The role of the media has also changed. As news organisations participate in the relentless news cycle, they are awarded points, even to the level of individual journalists, who accrue thousands of followers in their journeys online, for objectivity and thoroughness or they are given discounts for perceived bias. It doesn’t seem to matter which outlet you work for – right wing for the Murdoch press, left wing for outlets like the Guardian – there will be people out there who will excoriate you for your perceived failings and others who reward you with public praise for getting the story right. People such as the managing director of the ABC get a lot of play in this environment. Rupert Murdoch’s name has been used to launch dozens of distinct anonymous Twitter handles critical of the opinions of his editors and reporters. And journalists retain their Twitter handles as they move from organisation to organisation, so they accrue benefit from their work and reap the rewards well into the future.

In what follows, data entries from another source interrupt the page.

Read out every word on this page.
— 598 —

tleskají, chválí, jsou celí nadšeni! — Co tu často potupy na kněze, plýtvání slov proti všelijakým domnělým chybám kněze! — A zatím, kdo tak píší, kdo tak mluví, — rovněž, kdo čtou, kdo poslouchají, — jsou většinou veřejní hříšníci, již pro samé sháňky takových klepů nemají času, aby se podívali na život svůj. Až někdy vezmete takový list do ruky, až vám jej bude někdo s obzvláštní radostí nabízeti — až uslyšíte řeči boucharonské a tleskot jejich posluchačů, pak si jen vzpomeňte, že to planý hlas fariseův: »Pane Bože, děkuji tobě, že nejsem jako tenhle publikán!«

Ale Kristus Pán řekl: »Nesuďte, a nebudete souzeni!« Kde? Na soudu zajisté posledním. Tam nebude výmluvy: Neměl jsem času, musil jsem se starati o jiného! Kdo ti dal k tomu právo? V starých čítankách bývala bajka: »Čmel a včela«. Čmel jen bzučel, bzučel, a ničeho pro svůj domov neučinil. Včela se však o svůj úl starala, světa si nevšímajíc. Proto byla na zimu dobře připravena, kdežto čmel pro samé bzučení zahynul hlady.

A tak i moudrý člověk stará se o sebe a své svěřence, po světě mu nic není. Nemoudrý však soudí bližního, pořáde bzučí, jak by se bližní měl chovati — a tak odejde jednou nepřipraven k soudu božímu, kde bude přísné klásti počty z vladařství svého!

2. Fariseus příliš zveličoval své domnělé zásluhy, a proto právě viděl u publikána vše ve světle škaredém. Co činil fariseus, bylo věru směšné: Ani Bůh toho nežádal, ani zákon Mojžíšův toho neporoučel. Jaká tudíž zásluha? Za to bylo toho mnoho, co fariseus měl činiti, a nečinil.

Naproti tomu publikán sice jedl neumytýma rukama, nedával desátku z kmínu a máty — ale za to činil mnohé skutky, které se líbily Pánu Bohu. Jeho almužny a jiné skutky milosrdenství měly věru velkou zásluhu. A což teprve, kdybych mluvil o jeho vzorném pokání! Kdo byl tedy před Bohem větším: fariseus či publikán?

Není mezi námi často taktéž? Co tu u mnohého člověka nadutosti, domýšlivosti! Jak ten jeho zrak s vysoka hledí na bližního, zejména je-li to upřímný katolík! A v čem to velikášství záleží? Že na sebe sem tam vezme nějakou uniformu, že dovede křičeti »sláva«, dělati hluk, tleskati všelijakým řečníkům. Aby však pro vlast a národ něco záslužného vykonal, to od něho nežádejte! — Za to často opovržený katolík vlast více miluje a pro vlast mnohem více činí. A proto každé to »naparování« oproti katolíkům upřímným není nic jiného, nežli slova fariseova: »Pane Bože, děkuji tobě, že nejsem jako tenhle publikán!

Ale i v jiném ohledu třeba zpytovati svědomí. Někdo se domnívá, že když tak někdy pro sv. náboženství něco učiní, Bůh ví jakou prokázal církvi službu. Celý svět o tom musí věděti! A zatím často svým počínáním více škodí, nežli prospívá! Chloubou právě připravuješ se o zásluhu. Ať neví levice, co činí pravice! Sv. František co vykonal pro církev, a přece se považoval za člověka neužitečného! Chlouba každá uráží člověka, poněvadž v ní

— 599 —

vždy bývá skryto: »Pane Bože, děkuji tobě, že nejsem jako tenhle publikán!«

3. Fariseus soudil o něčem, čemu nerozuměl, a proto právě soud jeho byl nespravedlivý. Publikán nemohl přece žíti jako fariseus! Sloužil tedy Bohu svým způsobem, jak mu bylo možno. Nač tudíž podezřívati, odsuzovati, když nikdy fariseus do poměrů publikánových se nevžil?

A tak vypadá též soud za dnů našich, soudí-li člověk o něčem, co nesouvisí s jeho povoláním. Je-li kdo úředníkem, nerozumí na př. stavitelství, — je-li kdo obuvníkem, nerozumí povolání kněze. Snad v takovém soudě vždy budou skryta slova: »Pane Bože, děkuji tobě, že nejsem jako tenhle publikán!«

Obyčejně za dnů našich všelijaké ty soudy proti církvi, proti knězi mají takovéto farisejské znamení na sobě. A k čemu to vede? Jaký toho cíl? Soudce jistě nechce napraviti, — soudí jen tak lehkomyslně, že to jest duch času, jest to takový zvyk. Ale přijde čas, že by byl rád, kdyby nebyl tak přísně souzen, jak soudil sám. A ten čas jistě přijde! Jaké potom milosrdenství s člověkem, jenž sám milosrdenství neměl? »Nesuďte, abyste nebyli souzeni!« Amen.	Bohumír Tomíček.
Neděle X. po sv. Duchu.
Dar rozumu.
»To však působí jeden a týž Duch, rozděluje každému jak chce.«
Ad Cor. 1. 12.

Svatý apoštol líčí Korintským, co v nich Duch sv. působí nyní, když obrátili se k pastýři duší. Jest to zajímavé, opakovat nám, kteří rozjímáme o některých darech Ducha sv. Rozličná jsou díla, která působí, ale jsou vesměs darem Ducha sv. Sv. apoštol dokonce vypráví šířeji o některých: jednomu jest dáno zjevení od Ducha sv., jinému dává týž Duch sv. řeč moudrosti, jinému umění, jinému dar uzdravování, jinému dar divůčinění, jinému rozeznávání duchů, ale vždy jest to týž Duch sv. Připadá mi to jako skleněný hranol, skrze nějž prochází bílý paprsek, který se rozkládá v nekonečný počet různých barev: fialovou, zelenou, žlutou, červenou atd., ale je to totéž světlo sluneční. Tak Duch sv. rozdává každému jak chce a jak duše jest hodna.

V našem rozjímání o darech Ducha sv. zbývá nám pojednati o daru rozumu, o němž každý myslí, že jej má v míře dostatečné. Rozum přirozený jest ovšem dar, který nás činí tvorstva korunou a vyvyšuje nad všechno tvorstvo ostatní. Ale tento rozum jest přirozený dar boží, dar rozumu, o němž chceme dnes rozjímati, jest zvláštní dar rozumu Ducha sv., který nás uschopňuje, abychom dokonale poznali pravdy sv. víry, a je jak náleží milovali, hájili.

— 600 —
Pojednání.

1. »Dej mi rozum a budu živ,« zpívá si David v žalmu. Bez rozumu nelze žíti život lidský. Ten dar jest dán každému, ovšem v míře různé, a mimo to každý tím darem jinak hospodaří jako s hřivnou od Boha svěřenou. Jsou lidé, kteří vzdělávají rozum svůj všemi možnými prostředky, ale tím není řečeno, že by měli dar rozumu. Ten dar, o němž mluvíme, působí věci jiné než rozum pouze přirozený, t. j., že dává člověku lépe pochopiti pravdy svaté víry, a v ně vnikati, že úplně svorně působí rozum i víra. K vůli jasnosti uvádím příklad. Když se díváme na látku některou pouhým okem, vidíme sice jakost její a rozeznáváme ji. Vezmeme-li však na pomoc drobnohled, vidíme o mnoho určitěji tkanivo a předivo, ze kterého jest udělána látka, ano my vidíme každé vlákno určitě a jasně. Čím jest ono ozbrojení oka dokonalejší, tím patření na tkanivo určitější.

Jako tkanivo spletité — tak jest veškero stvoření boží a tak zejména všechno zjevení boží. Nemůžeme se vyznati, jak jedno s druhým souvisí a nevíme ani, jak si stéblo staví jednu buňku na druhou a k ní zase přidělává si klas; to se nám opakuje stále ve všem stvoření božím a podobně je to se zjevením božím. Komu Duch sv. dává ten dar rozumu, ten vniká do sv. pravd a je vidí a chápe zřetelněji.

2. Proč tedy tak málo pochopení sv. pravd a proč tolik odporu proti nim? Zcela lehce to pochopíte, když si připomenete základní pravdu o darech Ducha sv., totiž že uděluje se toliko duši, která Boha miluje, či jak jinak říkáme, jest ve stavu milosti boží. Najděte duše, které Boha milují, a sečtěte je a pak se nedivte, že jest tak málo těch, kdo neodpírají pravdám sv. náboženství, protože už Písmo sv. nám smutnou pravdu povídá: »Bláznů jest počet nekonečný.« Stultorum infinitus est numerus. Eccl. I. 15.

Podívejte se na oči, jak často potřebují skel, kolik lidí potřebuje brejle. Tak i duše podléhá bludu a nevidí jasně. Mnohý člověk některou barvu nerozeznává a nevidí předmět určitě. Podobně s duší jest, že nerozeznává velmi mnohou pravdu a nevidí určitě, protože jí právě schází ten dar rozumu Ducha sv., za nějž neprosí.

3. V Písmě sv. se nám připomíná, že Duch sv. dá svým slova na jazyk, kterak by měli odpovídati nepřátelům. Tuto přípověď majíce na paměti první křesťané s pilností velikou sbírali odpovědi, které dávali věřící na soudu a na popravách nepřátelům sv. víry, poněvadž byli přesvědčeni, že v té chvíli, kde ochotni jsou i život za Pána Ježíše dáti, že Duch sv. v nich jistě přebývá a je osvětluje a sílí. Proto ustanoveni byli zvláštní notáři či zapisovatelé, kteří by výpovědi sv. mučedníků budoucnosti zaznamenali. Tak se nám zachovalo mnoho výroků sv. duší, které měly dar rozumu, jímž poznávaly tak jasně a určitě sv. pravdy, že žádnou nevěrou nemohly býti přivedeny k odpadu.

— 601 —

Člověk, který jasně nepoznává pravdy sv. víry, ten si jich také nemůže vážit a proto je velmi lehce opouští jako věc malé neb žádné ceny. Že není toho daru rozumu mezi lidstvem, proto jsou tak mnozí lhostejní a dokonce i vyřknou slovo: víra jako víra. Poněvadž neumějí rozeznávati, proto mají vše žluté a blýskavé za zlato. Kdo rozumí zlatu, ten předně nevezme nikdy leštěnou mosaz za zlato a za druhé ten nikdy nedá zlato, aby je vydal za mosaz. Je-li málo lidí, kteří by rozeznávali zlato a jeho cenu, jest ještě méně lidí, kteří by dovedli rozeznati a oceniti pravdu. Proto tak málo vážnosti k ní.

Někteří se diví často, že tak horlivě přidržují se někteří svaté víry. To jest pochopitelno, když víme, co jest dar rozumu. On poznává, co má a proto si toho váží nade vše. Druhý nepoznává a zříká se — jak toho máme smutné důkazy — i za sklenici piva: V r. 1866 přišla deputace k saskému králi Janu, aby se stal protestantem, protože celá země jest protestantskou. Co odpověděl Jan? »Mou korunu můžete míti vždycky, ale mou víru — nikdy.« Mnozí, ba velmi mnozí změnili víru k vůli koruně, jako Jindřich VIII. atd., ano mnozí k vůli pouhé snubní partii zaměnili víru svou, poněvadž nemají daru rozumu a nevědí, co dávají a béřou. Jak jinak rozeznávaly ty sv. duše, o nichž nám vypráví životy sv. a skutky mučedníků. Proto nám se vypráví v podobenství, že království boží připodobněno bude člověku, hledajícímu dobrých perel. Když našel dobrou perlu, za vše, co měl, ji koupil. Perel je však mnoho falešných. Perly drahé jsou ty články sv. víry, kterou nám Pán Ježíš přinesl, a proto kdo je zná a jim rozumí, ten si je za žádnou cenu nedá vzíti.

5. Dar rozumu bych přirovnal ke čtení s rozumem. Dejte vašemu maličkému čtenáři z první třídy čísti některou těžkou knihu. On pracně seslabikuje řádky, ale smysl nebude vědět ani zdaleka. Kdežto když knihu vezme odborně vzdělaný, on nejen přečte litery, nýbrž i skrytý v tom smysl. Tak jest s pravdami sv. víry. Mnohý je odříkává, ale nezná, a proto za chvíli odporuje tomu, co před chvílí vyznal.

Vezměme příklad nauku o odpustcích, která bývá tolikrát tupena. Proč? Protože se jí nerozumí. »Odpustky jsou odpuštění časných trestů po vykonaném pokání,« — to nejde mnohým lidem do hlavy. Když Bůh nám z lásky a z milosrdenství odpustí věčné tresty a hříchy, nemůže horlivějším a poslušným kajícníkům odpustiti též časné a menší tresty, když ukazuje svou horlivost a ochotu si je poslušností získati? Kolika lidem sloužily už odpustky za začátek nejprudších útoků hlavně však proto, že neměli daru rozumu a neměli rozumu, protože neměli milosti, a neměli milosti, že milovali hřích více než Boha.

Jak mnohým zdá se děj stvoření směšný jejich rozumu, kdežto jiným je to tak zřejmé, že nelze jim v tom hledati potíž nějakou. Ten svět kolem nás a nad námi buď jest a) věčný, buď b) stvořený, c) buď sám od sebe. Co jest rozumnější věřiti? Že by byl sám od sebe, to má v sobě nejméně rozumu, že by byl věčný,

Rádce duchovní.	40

Journalists are as likely to block people who are intemperate as are other participants in the public sphere. Some commentators might gain a reputation for blocking anyone whose views differ from their own, or else they might be more benign and relaxed about the slings and arrows of casual interaction. Some of the language can become quite heated on Twitter as people debate the intricacies of one policy point or another, and people tend to treat enemies as deserving criticism if they see someone, whoever they are, disagreeing with them. It is remarkable how easily we have internalised the habits of politicians as we debate policy in public and as we each try to sway broader public opinion.